Is this potentially railroading? A little bit. But I’ve also found that given a sandbox, characters tend towards evil, raping and pillaging and wreaking havoc on their world. And you need to correct that, a little bit, or just give up on trying to plot at all. But you can only pull the Wheel of Misfortune so many times before you’ve seen it all and the deaths you visit on the helpless citizenry who’ve followed you become boring.

So I’m going to run on the assumption that Plot Is a Good, and Necessary Thing, and that as a GM it is within my rights to make sure everyone is having fun, and senseless violence is not.

Getting back on track from our siding into game philosophy…

Hit Em Where it Hurts–Their Wallet

The best way to railroad without seeming to overstep your bounds is to do so based off of what they’ve given you. Take their weakness and play on them, or even better, turn their strengths into their Achilles Heel.

One way I could do that is to take their character backgrounds and to suddenly invoke them all, but that feels a touch contrived. I’ve a much easier, and universal, plot device to unleash upon them to get them into that city:

Simple PC Greed.

The Fabled Treasure of House Madar that they’re going to uncover once they clear the restless ghosts of its murdered progenitors? Contracts with various noble officials for trading rights and privileges within Marrakesh. What’s better than treasure? Treasure that generates even more treasure!

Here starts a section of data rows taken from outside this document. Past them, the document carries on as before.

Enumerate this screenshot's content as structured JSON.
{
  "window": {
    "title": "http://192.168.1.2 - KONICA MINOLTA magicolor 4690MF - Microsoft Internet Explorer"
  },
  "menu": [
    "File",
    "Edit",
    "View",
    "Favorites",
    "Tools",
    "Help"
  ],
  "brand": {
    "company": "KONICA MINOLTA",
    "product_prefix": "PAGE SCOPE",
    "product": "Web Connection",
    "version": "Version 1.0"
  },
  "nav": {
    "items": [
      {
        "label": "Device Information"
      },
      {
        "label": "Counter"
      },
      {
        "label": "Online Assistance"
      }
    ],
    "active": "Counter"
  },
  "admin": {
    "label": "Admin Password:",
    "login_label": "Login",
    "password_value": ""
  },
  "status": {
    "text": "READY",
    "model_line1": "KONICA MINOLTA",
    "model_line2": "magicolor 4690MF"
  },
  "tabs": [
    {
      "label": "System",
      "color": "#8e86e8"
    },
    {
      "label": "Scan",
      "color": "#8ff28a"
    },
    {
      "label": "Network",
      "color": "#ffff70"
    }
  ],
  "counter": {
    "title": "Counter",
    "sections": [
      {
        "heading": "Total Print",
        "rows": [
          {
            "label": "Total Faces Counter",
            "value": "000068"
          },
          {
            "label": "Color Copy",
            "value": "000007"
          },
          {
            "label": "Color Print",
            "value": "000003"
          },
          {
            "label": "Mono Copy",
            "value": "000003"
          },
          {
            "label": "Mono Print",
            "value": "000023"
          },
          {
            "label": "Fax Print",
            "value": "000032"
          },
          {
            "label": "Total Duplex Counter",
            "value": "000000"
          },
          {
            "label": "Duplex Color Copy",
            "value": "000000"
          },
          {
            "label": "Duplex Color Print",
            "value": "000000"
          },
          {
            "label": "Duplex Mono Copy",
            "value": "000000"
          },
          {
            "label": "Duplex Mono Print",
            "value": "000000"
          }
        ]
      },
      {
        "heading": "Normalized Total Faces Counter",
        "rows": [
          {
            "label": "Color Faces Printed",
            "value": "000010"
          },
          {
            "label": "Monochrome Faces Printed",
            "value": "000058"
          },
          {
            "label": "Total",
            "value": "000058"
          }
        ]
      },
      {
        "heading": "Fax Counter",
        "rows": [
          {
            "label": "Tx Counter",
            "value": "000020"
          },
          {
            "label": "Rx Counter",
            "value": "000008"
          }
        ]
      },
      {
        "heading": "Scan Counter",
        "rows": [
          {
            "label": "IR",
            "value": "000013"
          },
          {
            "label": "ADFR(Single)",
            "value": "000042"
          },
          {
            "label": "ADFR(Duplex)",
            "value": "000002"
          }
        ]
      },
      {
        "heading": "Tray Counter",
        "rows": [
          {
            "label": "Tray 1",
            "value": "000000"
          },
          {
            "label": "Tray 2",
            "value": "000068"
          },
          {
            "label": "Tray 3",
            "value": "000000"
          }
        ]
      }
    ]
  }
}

But if they don’t want to deal with the martial law in Marrakesh, they lose out on potentially building a trade empire. Never mind the million other ways they could lose it all to the rival commercial factions in the city… the first step is always the hardest.

Maybe they’ll butt heads with al-Jawar after all. I won’t rule out the possibility, but it does cut out one of the major plot twists I have in store for them.

But a “base” in the city that’s a shop that earns them revenue? That’s just cool. We’ll see how they take to it on Saturday.

Conclusion

So there we have it, kids. I’m trying to play my hand openly (waving it around, even) while giving them a hard time, yet still finding the motivation to justify it all. Hopefully it gets us what we all want: to have a great time. Time will tell.